Date: Date off flan, struck in the period 658-676 AH (1260-1277 AD).
Mint: Minted in Cairo, Egypt.
Size and Weight: This is a gold Dinar, weighs 5.5 grams and is ~22 mm in diameter.
References: It is Album #880 and rates Scarce and is similar to Balog #28 strictly for the legends but not for the decorative accents.
Condition: I would grade this coin as a very fine or much better. The coin itself is much better than the photos suggest with very well defined and legible calligraphy. It has sharp, very readable and distinct writing. The coin was struck using rusted dies and hence the granularity you see. The mint name is not completely clear but can be inferred from what appears to be the letters "BeAlq...." along the edge of the reverse within the margin suggesting al-Qahira or Cairo. A definite quality coin.
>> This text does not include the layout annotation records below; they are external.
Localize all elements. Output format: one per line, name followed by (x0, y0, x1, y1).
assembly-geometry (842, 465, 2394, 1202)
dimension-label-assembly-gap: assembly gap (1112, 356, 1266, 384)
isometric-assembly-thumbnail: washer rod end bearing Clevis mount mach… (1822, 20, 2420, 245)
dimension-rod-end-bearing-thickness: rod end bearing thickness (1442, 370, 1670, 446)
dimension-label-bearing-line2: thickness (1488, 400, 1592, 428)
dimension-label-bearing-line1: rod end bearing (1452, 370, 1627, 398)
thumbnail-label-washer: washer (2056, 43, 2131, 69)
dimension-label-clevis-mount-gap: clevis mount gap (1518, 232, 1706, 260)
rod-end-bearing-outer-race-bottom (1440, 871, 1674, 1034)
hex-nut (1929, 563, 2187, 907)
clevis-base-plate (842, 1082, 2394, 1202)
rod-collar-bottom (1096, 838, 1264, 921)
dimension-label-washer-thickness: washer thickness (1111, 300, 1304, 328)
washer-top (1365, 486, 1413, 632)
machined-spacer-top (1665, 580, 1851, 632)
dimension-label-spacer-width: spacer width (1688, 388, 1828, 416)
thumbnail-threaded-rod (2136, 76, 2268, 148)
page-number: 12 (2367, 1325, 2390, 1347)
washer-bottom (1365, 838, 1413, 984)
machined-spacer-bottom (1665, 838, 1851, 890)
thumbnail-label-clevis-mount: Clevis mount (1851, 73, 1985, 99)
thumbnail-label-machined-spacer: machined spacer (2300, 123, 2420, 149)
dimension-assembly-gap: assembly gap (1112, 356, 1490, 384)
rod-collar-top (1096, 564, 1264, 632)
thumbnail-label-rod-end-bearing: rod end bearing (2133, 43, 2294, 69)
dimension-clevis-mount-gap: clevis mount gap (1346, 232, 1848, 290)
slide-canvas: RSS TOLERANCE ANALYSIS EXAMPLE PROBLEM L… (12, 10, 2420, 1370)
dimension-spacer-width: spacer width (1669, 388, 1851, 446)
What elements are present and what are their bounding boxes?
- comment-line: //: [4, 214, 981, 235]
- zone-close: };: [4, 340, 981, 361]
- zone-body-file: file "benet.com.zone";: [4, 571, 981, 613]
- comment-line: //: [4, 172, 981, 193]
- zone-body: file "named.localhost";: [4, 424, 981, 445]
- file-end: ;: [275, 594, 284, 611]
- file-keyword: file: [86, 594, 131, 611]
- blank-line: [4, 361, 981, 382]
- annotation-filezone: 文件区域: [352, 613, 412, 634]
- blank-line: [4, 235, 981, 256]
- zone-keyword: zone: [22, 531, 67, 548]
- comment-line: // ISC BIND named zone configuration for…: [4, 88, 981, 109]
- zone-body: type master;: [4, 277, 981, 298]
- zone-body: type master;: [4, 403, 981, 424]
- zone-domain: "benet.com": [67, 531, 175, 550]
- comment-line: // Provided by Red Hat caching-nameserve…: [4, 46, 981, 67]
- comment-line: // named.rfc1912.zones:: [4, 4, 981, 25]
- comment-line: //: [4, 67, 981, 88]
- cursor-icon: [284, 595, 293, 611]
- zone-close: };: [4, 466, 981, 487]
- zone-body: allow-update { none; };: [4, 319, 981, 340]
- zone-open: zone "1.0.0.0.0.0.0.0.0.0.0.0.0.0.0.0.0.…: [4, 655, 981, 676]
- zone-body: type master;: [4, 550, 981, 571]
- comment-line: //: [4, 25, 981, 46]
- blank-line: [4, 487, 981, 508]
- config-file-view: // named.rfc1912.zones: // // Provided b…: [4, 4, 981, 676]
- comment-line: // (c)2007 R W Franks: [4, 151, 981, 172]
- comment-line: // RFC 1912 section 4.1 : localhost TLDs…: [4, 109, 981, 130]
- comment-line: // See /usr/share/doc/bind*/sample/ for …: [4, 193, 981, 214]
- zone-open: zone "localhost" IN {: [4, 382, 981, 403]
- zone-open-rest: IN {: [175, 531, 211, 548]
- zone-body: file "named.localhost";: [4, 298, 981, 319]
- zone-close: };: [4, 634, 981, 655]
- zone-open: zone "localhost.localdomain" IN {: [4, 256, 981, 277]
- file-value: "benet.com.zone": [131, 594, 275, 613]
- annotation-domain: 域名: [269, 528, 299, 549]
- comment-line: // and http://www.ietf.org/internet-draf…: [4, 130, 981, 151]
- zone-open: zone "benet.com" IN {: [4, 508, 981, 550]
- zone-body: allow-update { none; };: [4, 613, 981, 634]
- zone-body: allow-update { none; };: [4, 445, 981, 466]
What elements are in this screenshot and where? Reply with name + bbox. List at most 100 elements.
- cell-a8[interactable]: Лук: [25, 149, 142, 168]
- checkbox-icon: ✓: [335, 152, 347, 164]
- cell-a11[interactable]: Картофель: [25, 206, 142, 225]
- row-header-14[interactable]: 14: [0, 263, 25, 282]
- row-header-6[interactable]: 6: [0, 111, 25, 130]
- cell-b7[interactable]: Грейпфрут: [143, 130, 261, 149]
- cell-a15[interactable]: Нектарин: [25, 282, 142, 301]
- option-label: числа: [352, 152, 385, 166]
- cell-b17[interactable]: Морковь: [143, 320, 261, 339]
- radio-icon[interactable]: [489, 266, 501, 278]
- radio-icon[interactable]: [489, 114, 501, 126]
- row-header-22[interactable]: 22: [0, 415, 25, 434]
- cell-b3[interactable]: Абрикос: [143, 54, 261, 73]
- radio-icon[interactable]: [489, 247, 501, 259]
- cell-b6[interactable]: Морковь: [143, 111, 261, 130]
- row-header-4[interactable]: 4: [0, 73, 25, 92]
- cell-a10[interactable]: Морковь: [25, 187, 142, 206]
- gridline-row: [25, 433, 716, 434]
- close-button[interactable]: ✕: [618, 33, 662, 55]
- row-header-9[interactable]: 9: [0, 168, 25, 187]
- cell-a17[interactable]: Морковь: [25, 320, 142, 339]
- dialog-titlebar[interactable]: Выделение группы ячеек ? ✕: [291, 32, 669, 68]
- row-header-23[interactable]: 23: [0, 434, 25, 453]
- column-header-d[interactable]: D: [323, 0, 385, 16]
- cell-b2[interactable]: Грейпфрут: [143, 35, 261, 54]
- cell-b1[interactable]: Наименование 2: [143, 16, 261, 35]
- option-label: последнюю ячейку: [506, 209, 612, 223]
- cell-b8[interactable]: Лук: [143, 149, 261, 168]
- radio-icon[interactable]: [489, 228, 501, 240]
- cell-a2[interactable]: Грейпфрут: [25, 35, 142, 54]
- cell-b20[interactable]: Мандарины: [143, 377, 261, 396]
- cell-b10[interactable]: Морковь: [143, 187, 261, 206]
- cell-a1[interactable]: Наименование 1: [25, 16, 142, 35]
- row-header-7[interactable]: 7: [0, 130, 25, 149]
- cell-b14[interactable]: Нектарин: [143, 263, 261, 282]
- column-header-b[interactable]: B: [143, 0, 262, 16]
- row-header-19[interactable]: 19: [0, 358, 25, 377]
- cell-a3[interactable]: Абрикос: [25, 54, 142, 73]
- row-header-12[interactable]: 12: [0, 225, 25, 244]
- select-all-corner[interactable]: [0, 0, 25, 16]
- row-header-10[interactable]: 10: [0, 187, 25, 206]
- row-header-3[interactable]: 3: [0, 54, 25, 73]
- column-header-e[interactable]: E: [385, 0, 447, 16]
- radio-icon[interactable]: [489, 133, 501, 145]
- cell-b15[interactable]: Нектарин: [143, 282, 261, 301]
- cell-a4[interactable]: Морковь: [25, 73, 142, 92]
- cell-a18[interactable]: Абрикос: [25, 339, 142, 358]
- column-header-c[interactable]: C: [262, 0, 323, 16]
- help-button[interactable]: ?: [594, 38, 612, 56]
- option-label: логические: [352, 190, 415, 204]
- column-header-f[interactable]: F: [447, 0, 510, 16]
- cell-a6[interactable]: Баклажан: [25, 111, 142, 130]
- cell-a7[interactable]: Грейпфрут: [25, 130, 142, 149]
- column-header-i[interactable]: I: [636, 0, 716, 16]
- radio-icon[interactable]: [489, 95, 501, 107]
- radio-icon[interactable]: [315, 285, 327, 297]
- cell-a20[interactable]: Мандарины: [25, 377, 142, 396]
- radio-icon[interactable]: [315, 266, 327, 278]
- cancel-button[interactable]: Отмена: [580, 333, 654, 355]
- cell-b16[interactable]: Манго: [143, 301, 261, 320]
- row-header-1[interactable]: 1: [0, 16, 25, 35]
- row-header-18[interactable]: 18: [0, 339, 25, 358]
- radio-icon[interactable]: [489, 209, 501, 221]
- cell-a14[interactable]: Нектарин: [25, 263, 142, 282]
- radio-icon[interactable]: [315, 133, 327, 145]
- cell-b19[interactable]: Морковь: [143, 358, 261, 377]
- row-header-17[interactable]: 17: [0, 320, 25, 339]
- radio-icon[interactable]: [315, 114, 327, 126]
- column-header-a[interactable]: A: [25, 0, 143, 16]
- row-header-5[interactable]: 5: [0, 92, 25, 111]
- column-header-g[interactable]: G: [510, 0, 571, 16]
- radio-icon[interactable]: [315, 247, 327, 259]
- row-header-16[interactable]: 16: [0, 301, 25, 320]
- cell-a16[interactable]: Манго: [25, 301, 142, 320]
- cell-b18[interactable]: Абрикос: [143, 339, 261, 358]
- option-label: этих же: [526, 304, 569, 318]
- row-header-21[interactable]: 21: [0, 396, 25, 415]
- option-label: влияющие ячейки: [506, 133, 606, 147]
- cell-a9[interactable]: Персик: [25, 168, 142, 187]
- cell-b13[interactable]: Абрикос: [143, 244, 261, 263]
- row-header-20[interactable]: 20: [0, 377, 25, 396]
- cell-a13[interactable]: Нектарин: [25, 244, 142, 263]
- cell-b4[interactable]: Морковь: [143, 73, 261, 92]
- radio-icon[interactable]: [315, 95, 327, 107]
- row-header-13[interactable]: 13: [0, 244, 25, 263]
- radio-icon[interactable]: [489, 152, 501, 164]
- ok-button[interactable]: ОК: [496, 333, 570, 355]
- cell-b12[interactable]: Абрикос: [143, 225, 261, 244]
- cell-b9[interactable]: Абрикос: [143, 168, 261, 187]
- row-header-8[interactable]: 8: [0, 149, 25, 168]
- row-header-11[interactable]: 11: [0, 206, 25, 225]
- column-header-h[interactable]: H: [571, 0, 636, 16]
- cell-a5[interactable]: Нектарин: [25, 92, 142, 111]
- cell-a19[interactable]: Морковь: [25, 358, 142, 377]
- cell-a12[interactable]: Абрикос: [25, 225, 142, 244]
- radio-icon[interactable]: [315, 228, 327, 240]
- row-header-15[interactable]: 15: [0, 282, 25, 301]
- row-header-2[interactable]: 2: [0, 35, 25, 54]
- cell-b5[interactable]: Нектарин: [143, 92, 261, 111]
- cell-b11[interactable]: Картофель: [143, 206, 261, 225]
Please see photos for additional condition information.
Historic Perspective: The word Mamluks in Arabic means "owned", hence their nickname "Slave Kings". They succeeded the Ayyubids and ruled Egypt and Syria for about 250 years. They had been recruited by the Ayyubids and then, like the Turkish mercenaries of the Abbasid caliphs, had usurped power from their enfeebled masters. Unlike their predecessors, however, they were able to maintain their power, and they retained control of Egypt until the Ottoman conquest in 1517. Militarily formidable, they were also the first power to defeat the Mongols in open combat in 1260, at Ayn Jalut near Nazareth in Palestine. The Mamluk sultans are usually divided into two dynasties, the Bahris (1250 - 1382 AD), chiefly Turks and Mongols, and the Burjis (1382 - 1517 AD), chiefly Circassians. These names arise from the location of the barracks of the Mamluks within the city of Cairo (Al Kahira). Those originating from the barracks on an island in the Nile are Bahari (sea dwellers) and those who were in the towers are the Burjis (the tower dwellers). The Bahri sultans were usually selected from a few chief families, but during Burji times there was scant respect for hereditary principle in the selection of rulers. Neither dynasty was able to exercise more than a limited power over the turbulent Mamluk soldiers. The sultans reigned, on average, less than seven years and usually met violent ends. In spite of the dangers that threatened the sultans at home, they usually conducted a vigorous foreign policy. They defeated the last of the Crusaders and repulsed the Mongol invasion of Syria. At times they held all Palestine and Syria and the holy places of Arabia. Even after the Ottomans occupied Egypt they wheeled quite a bit of power until Mohammad Ali massacred the last of them at the Cairo Citadel in the early 1800's.